Saturday, August 15, 2009

Giving Respect


In community outreach, there are many variables that can determine success or failure in terms of our effectiveness. One of those variables is attitude. The attitude of the one serving toward the one being served can either be the "attraction" to Christ's message of unconditional love, or the "distraction" from that same message. Simply put, our attitudes many times determine the results of our outreach. One component of our attitude is respect...respect for those we encounter during the course of our outreach. Many times you'll hear the saying, "respect has to be earned." However, Christ's example shows us a different way.

Respect is given automatically, it is not earned.

When we set ourselves up as people that insist on having others earn our respect we are not living in a serving capacity. If we are living from that perspective we are really asserting that all others serve us. We are living from the vantage point that it is within our capacity to discern the motives of people. I in fact don’t understand the motives of those around me very well at all. I am pretty well convinced that this level of discernment is better left in the hands of God.

I don’t know about your life but mine happens at a rate that is so fast that I can’t manage to keep ahead of the pace of things in such a way that I can conceivably make people earn my respect. I meet a lot of people. I am therefore more or less forced to believe the best about people on a regular basis. If it were necessary that I had to make each person earn the right to be respected there would be very few functional relationships happening in my life. Most people would never know where they stood with me because they would be waiting for me to let them know that they had earned my respect. What a horrible, arrogant way to live.
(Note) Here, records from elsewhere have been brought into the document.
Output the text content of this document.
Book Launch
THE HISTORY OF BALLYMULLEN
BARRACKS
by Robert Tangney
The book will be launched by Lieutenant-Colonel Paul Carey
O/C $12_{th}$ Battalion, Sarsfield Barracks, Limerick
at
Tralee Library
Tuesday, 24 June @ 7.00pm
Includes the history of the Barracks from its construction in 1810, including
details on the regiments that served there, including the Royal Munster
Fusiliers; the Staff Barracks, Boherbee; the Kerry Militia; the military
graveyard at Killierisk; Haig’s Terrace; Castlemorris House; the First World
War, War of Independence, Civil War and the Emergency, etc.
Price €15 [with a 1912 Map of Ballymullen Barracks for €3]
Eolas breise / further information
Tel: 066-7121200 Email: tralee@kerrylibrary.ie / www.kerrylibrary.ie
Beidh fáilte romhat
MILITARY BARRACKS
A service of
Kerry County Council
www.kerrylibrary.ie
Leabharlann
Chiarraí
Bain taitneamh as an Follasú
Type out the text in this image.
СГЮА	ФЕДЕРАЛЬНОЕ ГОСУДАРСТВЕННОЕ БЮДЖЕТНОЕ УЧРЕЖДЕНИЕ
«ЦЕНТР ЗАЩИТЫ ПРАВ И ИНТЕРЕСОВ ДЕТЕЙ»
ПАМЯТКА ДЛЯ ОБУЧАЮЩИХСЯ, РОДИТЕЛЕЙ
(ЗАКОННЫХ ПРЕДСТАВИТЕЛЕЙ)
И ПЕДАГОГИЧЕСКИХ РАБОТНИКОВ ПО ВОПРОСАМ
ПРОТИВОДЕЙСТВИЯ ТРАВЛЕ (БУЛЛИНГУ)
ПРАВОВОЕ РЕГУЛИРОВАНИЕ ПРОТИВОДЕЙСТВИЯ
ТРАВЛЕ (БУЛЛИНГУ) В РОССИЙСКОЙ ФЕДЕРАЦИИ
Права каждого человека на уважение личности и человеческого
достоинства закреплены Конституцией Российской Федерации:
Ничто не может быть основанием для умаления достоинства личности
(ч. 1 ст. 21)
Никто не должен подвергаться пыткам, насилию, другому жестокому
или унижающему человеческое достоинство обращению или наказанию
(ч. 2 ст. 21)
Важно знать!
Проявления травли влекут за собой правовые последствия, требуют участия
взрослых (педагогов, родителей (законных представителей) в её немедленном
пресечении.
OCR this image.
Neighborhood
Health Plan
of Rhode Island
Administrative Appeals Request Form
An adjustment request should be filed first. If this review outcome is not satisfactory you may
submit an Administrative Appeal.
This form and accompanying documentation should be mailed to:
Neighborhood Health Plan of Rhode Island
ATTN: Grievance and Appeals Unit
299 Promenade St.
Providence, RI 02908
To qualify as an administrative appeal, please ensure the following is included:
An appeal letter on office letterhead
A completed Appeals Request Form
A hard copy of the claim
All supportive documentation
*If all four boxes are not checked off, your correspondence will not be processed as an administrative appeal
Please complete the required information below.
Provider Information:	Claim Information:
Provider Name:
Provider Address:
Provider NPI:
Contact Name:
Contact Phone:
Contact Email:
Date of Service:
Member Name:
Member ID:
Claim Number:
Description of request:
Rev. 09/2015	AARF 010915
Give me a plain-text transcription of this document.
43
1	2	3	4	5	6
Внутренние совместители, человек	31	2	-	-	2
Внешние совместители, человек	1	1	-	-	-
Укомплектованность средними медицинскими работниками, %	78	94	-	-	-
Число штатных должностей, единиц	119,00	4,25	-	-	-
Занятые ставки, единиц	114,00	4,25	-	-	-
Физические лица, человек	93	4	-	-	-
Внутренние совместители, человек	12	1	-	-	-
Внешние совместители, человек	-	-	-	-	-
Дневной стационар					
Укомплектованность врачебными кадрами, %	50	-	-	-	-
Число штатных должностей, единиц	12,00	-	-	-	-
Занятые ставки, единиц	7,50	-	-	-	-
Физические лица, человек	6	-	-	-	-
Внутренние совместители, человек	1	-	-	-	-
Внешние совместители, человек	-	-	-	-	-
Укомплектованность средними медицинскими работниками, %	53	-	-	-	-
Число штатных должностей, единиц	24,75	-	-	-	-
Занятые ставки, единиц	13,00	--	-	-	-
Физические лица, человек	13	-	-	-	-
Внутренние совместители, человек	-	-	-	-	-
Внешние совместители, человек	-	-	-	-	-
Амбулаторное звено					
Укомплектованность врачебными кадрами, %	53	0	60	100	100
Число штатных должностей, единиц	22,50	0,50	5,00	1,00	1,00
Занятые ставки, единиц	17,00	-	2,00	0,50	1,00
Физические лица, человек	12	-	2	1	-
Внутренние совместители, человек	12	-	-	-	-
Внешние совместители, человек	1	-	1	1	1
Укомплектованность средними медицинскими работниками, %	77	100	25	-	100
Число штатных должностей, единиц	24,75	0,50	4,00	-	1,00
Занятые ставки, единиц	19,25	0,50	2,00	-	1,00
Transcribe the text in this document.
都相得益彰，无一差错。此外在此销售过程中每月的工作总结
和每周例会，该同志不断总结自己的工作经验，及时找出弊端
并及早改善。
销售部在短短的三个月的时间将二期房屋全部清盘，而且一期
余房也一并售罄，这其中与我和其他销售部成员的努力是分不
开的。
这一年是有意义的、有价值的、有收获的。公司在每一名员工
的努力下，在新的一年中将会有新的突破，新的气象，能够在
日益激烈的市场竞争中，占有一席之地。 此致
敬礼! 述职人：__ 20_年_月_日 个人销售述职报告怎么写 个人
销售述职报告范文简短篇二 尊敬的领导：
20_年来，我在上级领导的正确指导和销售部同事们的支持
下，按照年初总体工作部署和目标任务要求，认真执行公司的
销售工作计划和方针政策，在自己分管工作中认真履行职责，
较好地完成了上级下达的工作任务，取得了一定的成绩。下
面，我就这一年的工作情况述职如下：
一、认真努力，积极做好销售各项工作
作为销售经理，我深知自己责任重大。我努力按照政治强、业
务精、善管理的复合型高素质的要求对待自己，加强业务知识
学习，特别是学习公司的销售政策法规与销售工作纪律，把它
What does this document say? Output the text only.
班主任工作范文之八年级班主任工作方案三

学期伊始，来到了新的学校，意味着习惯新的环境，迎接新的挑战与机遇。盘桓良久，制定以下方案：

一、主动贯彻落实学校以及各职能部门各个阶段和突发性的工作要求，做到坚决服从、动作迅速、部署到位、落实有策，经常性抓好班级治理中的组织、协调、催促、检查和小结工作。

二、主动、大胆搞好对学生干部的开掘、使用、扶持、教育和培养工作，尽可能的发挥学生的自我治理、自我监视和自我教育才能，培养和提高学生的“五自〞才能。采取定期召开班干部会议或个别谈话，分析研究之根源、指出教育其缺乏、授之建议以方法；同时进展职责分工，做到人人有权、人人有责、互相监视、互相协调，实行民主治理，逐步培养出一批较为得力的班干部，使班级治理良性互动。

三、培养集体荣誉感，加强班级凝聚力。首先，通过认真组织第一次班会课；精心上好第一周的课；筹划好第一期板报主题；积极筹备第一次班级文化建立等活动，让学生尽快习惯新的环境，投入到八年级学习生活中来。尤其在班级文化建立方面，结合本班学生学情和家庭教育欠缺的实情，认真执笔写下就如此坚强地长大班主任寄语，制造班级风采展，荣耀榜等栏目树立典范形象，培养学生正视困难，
I figured out a long time ago that I must defer to people, even when sometimes those people don’t seem to have the same values as me. Sometimes the differences are even more subtle. We can differ on the grounds we come from different backgrounds, thus we don’t communicate in the same way. When we get to heaven some of us are going to be dismayed to discover that the people we categorized as being unworthy of our puny respect were great in the eyes of God.

As we serve people is it essential that we show respect to every single person we look to serve. We don’t have the time to play a game of “Who is worthy” and who is not. If we were to wait until all earned our respect before we gave it, life would look quite odd. We would live standoffish lives that would hold off from getting involved with others until we felt they were somehow worthy of our little bits of respect and adoration. Life moves at a rapid pace. As we give respect to all, we are behaving like Jesus. We are assuming the best about the person in question and we are not placing ourselves above that person as their judge. Truly, the last place in the world a person needs to be who is jaded is involved in outreach. We need to assume the best about others before we connect with anyone.

The question comes up “Is it ever appropriate to use the term ‘respect’ as something we earn?” I want to suggest this is entirely the wrong word to use. Most of the time when people use this word they are really searching for the term “trust.” One can speak of having a relationship of high “trust” with someone else and speak in truthful, healthy communication. To have that is to possess a beautiful and rare thing. When that is called for, use it, but realize it is going to be the occasional relationship, the rare connection. That type of relationship is so rare, you will only experience it during a handful of occasions in a lifetime.